Buck bean (Menyanthes trifoliata) has 3-parted green basal leaves that form off of green to pinkish fleshy stems. Their hairy white flowers bloom as early as grape hyacinths and their fleshy pink stems grow like a floating carpet. Buck bean is an easy plant to grow in water because it grows well in full sun to partial shade. Buck bean is native to much of the United States and Canada and is hardy to zone 3.
Common Names: Buck bean, buckbean, buck-bean, bog bean
Scientific Name: Menyanthes trifoliata
Sun Tolerance: Buck bean enjoys full sun to partial shade.
Planting Depth: Plant buck bean in moist soils or up to 12-16 inches of water.
Plant Size: Buck bean will grow 6 to 12 inches high and 12 to 24 inches wide.
Growing Habit: Buck bean sends rhizomes out into shallow water and muddy pond edges. Keep the plant contained in a container to restrict its size or plant it along the shore to soften the transition from your lawn to your pond or water garden edge.
Bloom color and time of year: Fragrant, star-shaped, 5 petal fringed flowers are one of the first blossoms in your pond in spring.

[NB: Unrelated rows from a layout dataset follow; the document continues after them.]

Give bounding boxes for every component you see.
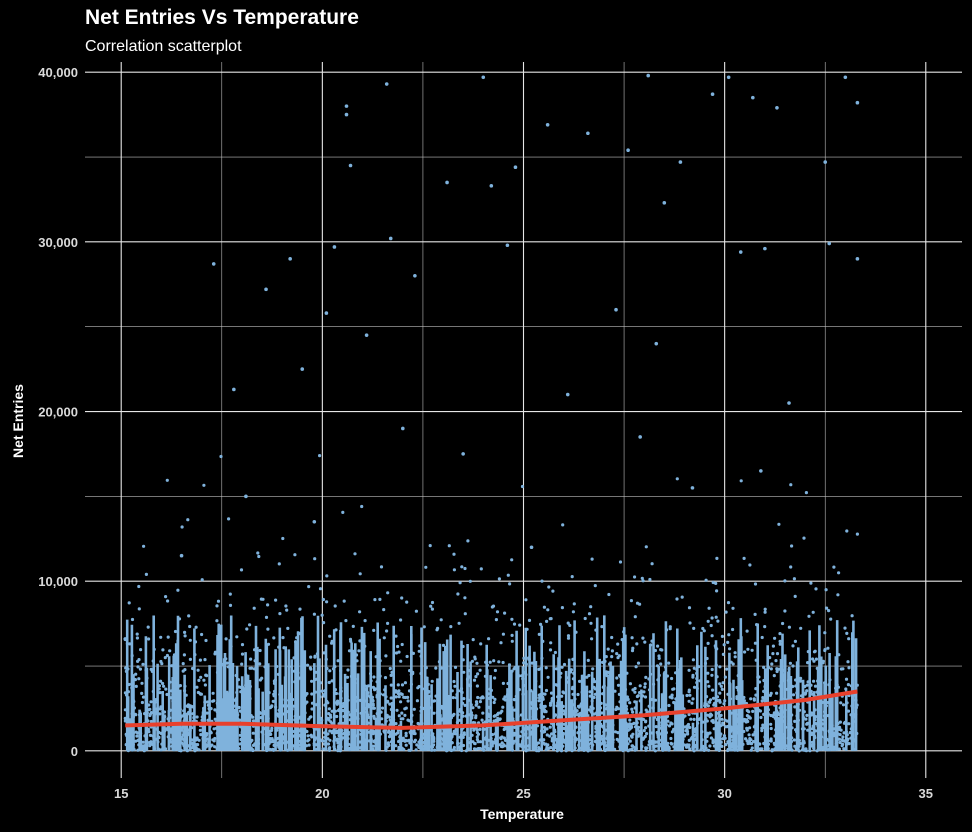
scatter-point <box>384 82 389 86</box>
data-points <box>123 73 860 641</box>
scatter-point <box>726 75 731 80</box>
x-tick-label: 35 <box>919 786 933 801</box>
scatter-point <box>324 311 329 315</box>
trend-line <box>125 689 858 730</box>
scatter-point <box>678 160 683 164</box>
scatter-point <box>775 106 779 110</box>
scatter-point <box>787 401 791 405</box>
scatter-point <box>344 104 349 108</box>
scatter-point <box>388 236 393 241</box>
x-axis-ticks: 15 20 25 30 35 <box>114 786 933 801</box>
scatter-point <box>489 184 494 188</box>
scatter-point <box>843 75 848 80</box>
scatter-point <box>638 435 642 439</box>
scatter-point <box>855 100 860 105</box>
scatter-point <box>445 180 449 185</box>
scatter-point <box>662 201 667 205</box>
y-axis-title: Net Entries <box>10 384 26 458</box>
scatter-point <box>179 553 184 558</box>
trend-line-group <box>125 689 858 730</box>
x-tick-label: 20 <box>315 786 329 801</box>
y-tick-label: 20,000 <box>38 405 78 420</box>
scatter-point <box>654 341 659 346</box>
x-tick-label: 30 <box>717 786 731 801</box>
scatter-point <box>855 257 860 261</box>
y-tick-label: 0 <box>71 744 78 759</box>
scatter-point <box>401 426 405 431</box>
x-axis-title: Temperature <box>480 806 564 822</box>
scatter-point <box>586 131 590 136</box>
scatter-point <box>823 160 828 164</box>
scatter-point <box>461 452 465 456</box>
scatter-point <box>690 486 695 490</box>
y-tick-label: 10,000 <box>38 574 78 589</box>
scatter-point <box>364 333 369 337</box>
scatter-columns <box>125 615 858 751</box>
scatter-point <box>513 165 518 169</box>
scatter-point <box>614 307 618 312</box>
scatter-point <box>288 257 292 261</box>
scatter-point <box>738 250 743 254</box>
scatter-point <box>710 92 715 97</box>
scatter-point <box>545 122 550 127</box>
scatter-point <box>312 520 317 524</box>
scatter-point <box>123 637 128 641</box>
scatter-point <box>529 545 534 550</box>
scatter-point <box>763 246 767 251</box>
y-axis-ticks: 0 10,000 20,000 30,000 40,000 <box>38 65 78 759</box>
scatter-point <box>565 392 570 397</box>
scatter-point <box>232 387 236 392</box>
scatter-point <box>827 241 832 246</box>
scatter-point <box>348 163 353 168</box>
scatter-point <box>244 494 248 499</box>
scatter-point <box>626 148 630 153</box>
scatter-point <box>332 245 337 249</box>
chart-subtitle: Correlation scatterplot <box>85 38 242 55</box>
chart-title: Net Entries Vs Temperature <box>85 6 359 29</box>
scatter-point <box>481 75 486 80</box>
y-tick-label: 30,000 <box>38 235 78 250</box>
x-tick-label: 15 <box>114 786 128 801</box>
scatter-point <box>413 273 417 278</box>
scatter-point <box>264 287 268 292</box>
scatter-point <box>505 243 510 248</box>
y-tick-label: 40,000 <box>38 65 78 80</box>
scatter-point <box>344 112 349 117</box>
scatter-point <box>751 95 755 100</box>
scatter-point <box>211 262 216 266</box>
x-tick-label: 25 <box>516 786 530 801</box>
scatter-point <box>646 73 651 78</box>
scatter-point <box>300 367 305 371</box>
scatter-point <box>759 469 763 473</box>
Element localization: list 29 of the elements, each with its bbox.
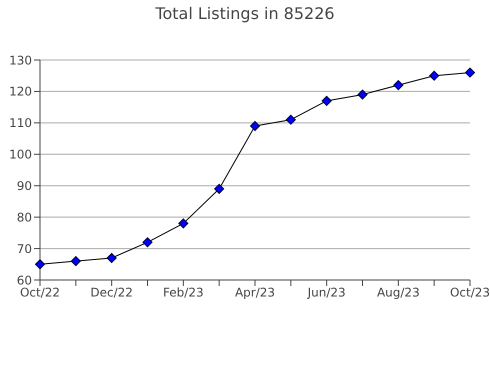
point <box>286 114 296 125</box>
y-tick-label: 70 <box>16 242 32 256</box>
y-tick-label: 110 <box>9 116 32 130</box>
x-tick-label: Jun/23 <box>306 286 346 300</box>
point <box>142 237 152 248</box>
point <box>106 253 117 263</box>
y-tick-label: 60 <box>16 273 32 288</box>
point <box>35 259 45 270</box>
point <box>214 184 224 194</box>
chart-title: Total Listings in 85226 <box>154 4 336 23</box>
x-tick-label: Oct/22 <box>20 286 60 300</box>
y-tick-label: 100 <box>9 148 32 162</box>
point <box>393 80 404 90</box>
point <box>70 256 81 266</box>
y-tick-label: 80 <box>16 210 32 224</box>
x-tick-label: Oct/23 <box>450 286 490 300</box>
y-tick-label: 90 <box>16 178 32 193</box>
point <box>322 96 332 106</box>
x-tick-label: Aug/23 <box>376 286 420 300</box>
point <box>250 121 260 131</box>
x-tick-label: Feb/23 <box>163 286 204 300</box>
point <box>429 70 440 81</box>
x-tick-label: Apr/23 <box>234 286 276 300</box>
point <box>358 90 368 100</box>
point <box>465 68 475 78</box>
y-tick-label: 130 <box>9 53 32 68</box>
point <box>178 218 188 228</box>
y-tick-label: 120 <box>9 84 32 99</box>
x-tick-label: Dec/22 <box>90 286 133 300</box>
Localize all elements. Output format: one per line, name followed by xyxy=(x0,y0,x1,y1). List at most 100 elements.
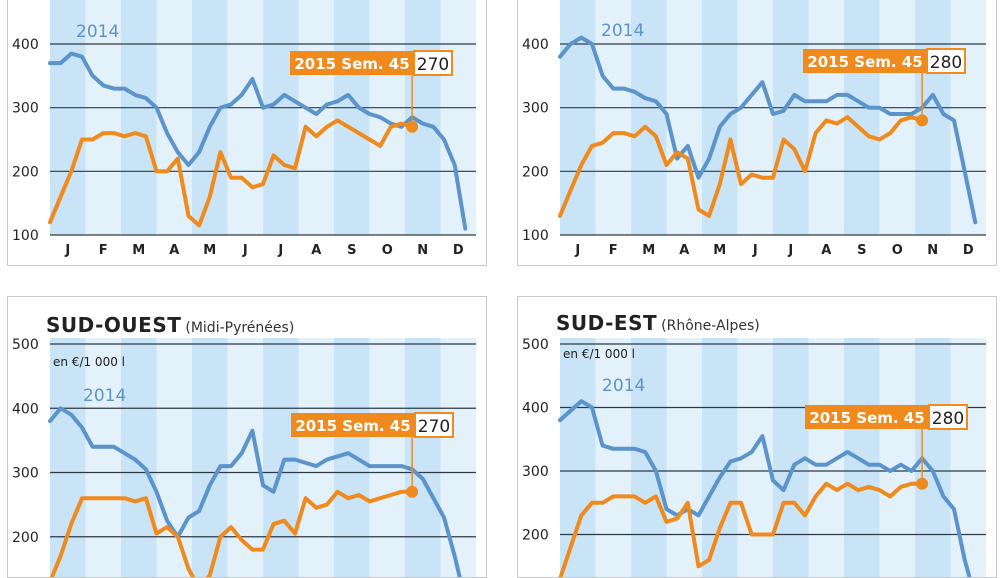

Buck bean generally blooms for about a month from April to June depending on the conditions.
Native Status: Buck bean is native to most of the northern United States.
Benefit: Because of the buck bean’s ability to grow in multiple conditions it has many uses. Buck beans are great plants for rain gardens, large ponds and water gardens. They are the perfect plant to soften the edge of a koi pond or water garden creating a beautiful transition from land to pond. Buck bean provides small fish with areas hide underneath and frogs take a break on top of the stems. Buck bean also provides additional surface area for beneficial bacteria to grow on and takes up nutrients from the water, which helps to keep your pond clean! The leaves were sometimes used in Europe as a substitute for hops in beer brewing, and various medicinal applications such as jaundice and indigestion have been recorded.
Care: Bog bean is virtually a maintenance free plant. In water gardens it is best to trim off brown or mushy plant material during the growing season. Trim the plant back at the end of the season to prevent as much plant material from decaying in your pond over winter as possible.